The body is thrown vertically upward. What are the initial speed and time of movement
The body is thrown vertically upward. What are the initial speed and time of movement if the body has visited the height h twice with an interval of t0?
Given:
g is the acceleration of gravity;
h – some height;
t0 is the time interval during which the body has visited the h mark for 2 times.
It is required to determine the initial velocity of the body v0 and the total flight time t.
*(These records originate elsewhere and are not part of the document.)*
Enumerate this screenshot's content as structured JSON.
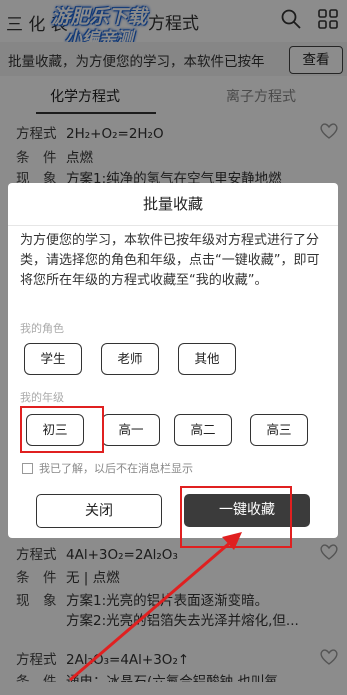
{
  "header": {
    "menu_label": "三 化 表",
    "title": "方程式",
    "watermark_line1": "游肥乐下载",
    "watermark_line2": "小编亲测"
  },
  "notice": {
    "text": "批量收藏，为方便您的学习，本软件已按年",
    "button": "查看"
  },
  "tabs": [
    {
      "label": "化学方程式",
      "active": true
    },
    {
      "label": "离子方程式",
      "active": false
    }
  ],
  "entries": [
    {
      "equation_label": "方程式",
      "equation": "2H₂+O₂=2H₂O",
      "condition_label": "条　件",
      "condition": "点燃",
      "phenomenon_label": "现　象",
      "phenomenon": "方案1:纯净的氢气在空气里安静地燃"
    },
    {
      "equation_label": "方程式",
      "equation": "4Al+3O₂=2Al₂O₃",
      "condition_label": "条　件",
      "condition": "无 | 点燃",
      "phenomenon_label": "现　象",
      "phenomenon": "方案1:光亮的铝片表面逐渐变暗。",
      "phenomenon2": "方案2:光亮的铝箔失去光泽并熔化,但..."
    },
    {
      "equation_label": "方程式",
      "equation": "2Al₂O₃=4Al+3O₂↑",
      "condition_label": "条　件",
      "condition": "通电；冰晶石(六氟合铝酸钠,也叫氧"
    }
  ],
  "dialog": {
    "title": "批量收藏",
    "description": "为方便您的学习，本软件已按年级对方程式进行了分类，请选择您的角色和年级，点击“一键收藏”，即可将您所在年级的方程式收藏至“我的收藏”。",
    "role_label": "我的角色",
    "roles": [
      "学生",
      "老师",
      "其他"
    ],
    "grade_label": "我的年级",
    "grades": [
      "初三",
      "高一",
      "高二",
      "高三"
    ],
    "checkbox_text": "我已了解，以后不在消息栏显示",
    "close_button": "关闭",
    "collect_button": "一键收藏"
  },
  "colors": {
    "overlay": "rgba(0,0,0,0.45)",
    "highlight": "#e02020",
    "primary_button": "#3b3b3b",
    "watermark": "#1e66d8"
  },
  "icons": [
    "menu-icon",
    "search-icon",
    "grid-icon",
    "heart-icon",
    "arrow-icon"
  ]
}
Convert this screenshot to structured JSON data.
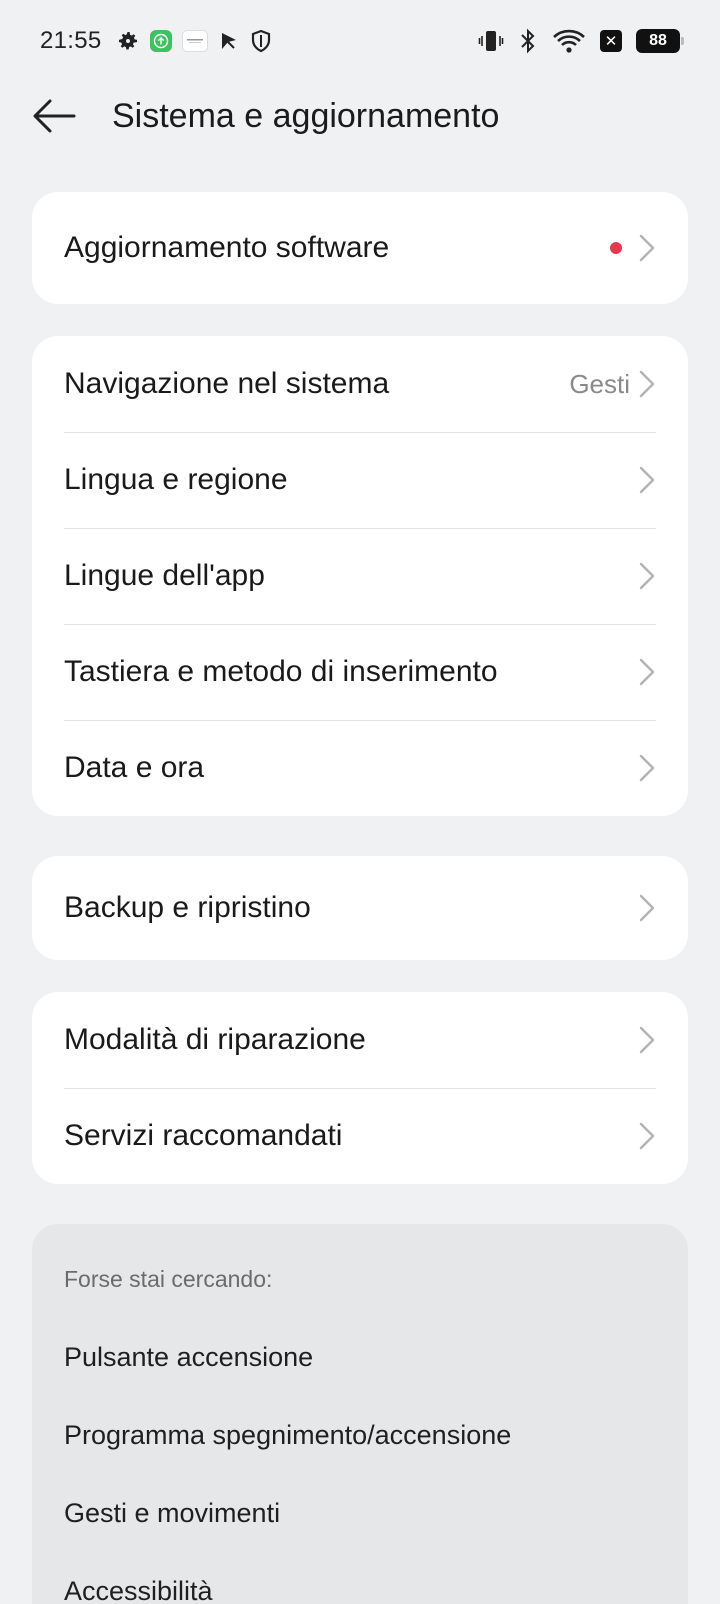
{
  "status_bar": {
    "time": "21:55",
    "battery": "88",
    "left_icons": [
      "gear-icon",
      "upload-app-icon",
      "app-thumbnail-icon",
      "play-flag-icon",
      "shield-icon"
    ],
    "right_icons": [
      "vibrate-icon",
      "bluetooth-icon",
      "wifi-icon",
      "sim-off-icon",
      "battery-icon"
    ]
  },
  "header": {
    "title": "Sistema e aggiornamento"
  },
  "groups": [
    {
      "items": [
        {
          "label": "Aggiornamento software",
          "has_dot": true,
          "dot_color": "#e8384f"
        }
      ]
    },
    {
      "items": [
        {
          "label": "Navigazione nel sistema",
          "value": "Gesti"
        },
        {
          "label": "Lingua e regione"
        },
        {
          "label": "Lingue dell'app"
        },
        {
          "label": "Tastiera e metodo di inserimento"
        },
        {
          "label": "Data e ora"
        }
      ]
    },
    {
      "items": [
        {
          "label": "Backup e ripristino"
        }
      ]
    },
    {
      "items": [
        {
          "label": "Modalità di riparazione"
        },
        {
          "label": "Servizi raccomandati"
        }
      ]
    }
  ],
  "suggestions": {
    "heading": "Forse stai cercando:",
    "items": [
      "Pulsante accensione",
      "Programma spegnimento/accensione",
      "Gesti e movimenti",
      "Accessibilità"
    ]
  }
}
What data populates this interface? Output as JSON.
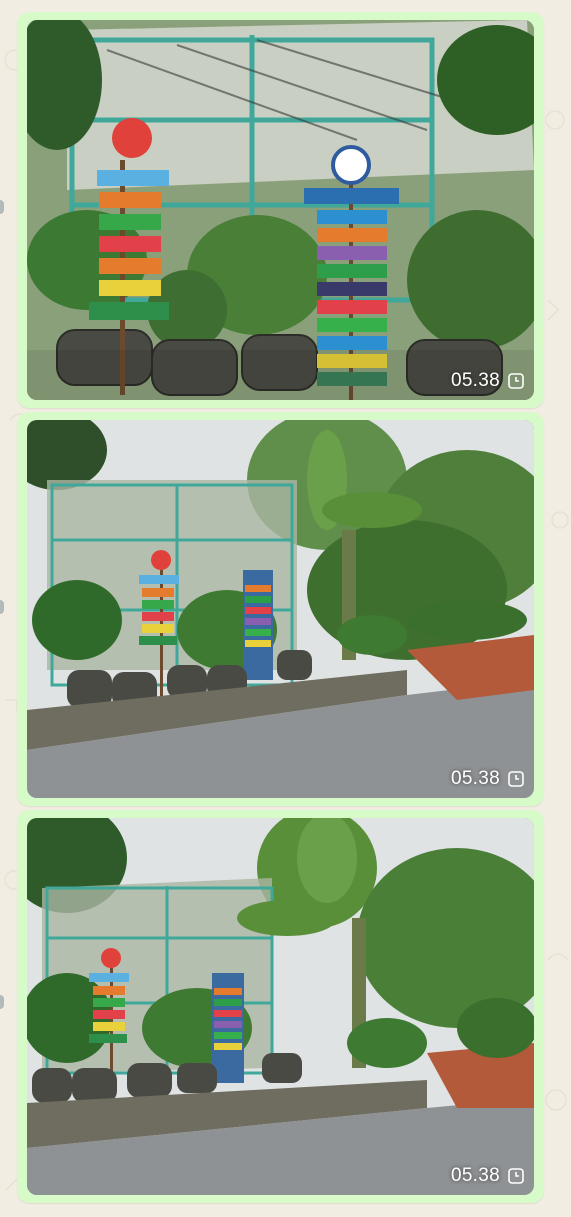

According to the condition of the problem, the body was thrown vertically upward. We also do not take into account the resistance of the medium. Then, according to the law of conservation of energy, the sum of potential and kinetic energy at any moment of the body’s flight are the same. Let’s find this sum at the height h. According to the condition of the problem, the body has visited this height 2 times. This means that, having reached the height h, it continued its flight to the maximum height Hmax, and then returned again in the process of falling to the height H. Let the speed of the body at the height h be equal to v. It is known that at maximum altitude the speed of a body is zero. Then:
v – g * t0 / 2 = 0;
v = g * t0 / 2, where t0 / 2 is the time interval during which the body flew from point h to point Hmax.
Then, according to the law of conservation of energy:
m * g * h + m * g ^ 2 * t0 ^ 2/8 = m * v0 ^ 2/2;
g * h + g ^ 2 * t0 ^ 2/8 = v0 ^ 2/2;
8 * g * h + g ^ 2 * t0 ^ 2 = 4 * v0 ^ 2;
v0 ^ 2 = 2 * g * h + g ^ 2 * t0 ^ 2/4;
v0 ^ 2 = (4 * g * h + g ^ 2 * t0 ^ 2) / 4;
v0 = ((4 * g * h + g ^ 2 * t0 ^ 2) / 4) ^ 0.5 = (4 * g * h + g ^ 2 * t0 ^ 2) ^ 0.5 / 2.
Then the total flight time will be:
t = 2 * v0 / g = (4 * g * h + g ^ 2 * t0 ^ 2) ^ 0.5 / g.
Answer: the initial velocity of the body is (4 * g * h + g ^ 2 * t0 ^ 2) ^ 0.5 / 2, the total flight time of the body is (4 * g * h + g ^ 2 * t0 ^ 2) ^ 0 , 5 / g.